How Social Context Impacts on Women's Fears of Childbirth: A Western Australian Example
Computing, Health and Science
Nursing and Public Health
This paper addresses the limited sociological understanding of the phenomena of childbirth fear using data from a qualitative research project conducted in Western Australia. This qualitative study used an exploratory descriptive design, with 22 women identified as being fearful of birth participating in an in-depth interview. Data analysis using the method of constant comparison revealed that social context, explored within the framework of the medicalisation of childbirth, and the intervening circumstances in which the women gave birth, impacted on how and why they experienced fear. As such, this paper argues that fear of childbirth has social as well as personal dimensions and is both a prospective and retrospective phenomena. The analysis identified prospective fear as both social and personal.
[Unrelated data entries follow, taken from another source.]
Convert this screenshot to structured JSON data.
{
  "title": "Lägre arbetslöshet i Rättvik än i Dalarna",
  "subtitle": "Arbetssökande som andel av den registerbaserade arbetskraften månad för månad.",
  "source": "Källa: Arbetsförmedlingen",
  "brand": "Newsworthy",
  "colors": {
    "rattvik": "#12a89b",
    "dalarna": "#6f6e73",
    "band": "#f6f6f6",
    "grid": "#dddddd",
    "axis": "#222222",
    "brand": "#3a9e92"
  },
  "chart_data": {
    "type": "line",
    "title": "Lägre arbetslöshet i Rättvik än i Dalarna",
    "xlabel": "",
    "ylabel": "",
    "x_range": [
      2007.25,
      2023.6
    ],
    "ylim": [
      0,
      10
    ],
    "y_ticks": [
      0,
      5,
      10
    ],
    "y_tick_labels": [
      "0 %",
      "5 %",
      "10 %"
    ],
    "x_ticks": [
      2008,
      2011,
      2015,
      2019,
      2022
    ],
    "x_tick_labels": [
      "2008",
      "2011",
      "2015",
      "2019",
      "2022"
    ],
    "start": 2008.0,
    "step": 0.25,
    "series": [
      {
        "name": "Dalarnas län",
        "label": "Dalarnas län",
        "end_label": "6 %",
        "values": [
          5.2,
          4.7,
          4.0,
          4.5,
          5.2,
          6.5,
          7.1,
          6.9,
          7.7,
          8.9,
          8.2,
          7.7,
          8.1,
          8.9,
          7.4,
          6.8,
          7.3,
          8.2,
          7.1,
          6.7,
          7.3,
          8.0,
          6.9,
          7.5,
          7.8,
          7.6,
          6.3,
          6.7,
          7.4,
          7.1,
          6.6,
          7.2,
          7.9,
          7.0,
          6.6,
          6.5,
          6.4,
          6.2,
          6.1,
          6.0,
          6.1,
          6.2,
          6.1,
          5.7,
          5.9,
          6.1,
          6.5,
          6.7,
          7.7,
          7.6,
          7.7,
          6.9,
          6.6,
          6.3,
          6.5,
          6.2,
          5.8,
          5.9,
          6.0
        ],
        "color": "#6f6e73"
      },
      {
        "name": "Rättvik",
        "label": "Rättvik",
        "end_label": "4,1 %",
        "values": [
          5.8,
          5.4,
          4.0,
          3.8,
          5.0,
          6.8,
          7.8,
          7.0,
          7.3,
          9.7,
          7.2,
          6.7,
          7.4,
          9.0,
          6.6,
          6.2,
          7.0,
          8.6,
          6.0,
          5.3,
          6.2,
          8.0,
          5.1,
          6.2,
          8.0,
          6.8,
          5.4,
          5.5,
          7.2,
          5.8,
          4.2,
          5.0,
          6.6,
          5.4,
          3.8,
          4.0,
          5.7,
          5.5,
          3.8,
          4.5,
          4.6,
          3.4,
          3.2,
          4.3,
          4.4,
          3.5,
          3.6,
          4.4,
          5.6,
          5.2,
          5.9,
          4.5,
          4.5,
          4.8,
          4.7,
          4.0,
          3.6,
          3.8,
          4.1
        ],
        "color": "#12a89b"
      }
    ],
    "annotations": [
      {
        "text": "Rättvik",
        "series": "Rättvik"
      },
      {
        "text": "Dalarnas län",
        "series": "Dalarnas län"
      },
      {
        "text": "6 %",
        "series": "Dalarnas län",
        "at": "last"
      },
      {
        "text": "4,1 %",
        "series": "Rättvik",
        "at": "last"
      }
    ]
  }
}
The social dimensions were labelled as ‘fear of the unknown’, ‘horror stories’ and ‘general fear for the well-being of the baby’. Personal dimensions included the ‘fear of pain’, ‘losing control and disempowerment’ and ‘uniqueness of each birth’. Retrospective fear was exclusively personal and was clustered around the themes of ‘previous horror birth’ and ‘speed of birth’. The analysis also revealed two central factors that mediated against childbirth fear: positive relationships formed with midwives, and the support women received from their informal network. Understanding and unpacking the dimensions of women's childbirth fear, and understanding the nature of relationships that mediate women's fear, provides health care professionals with information on which to base potential intervention strategies and support women in ways that lessen rather than heighten their fear.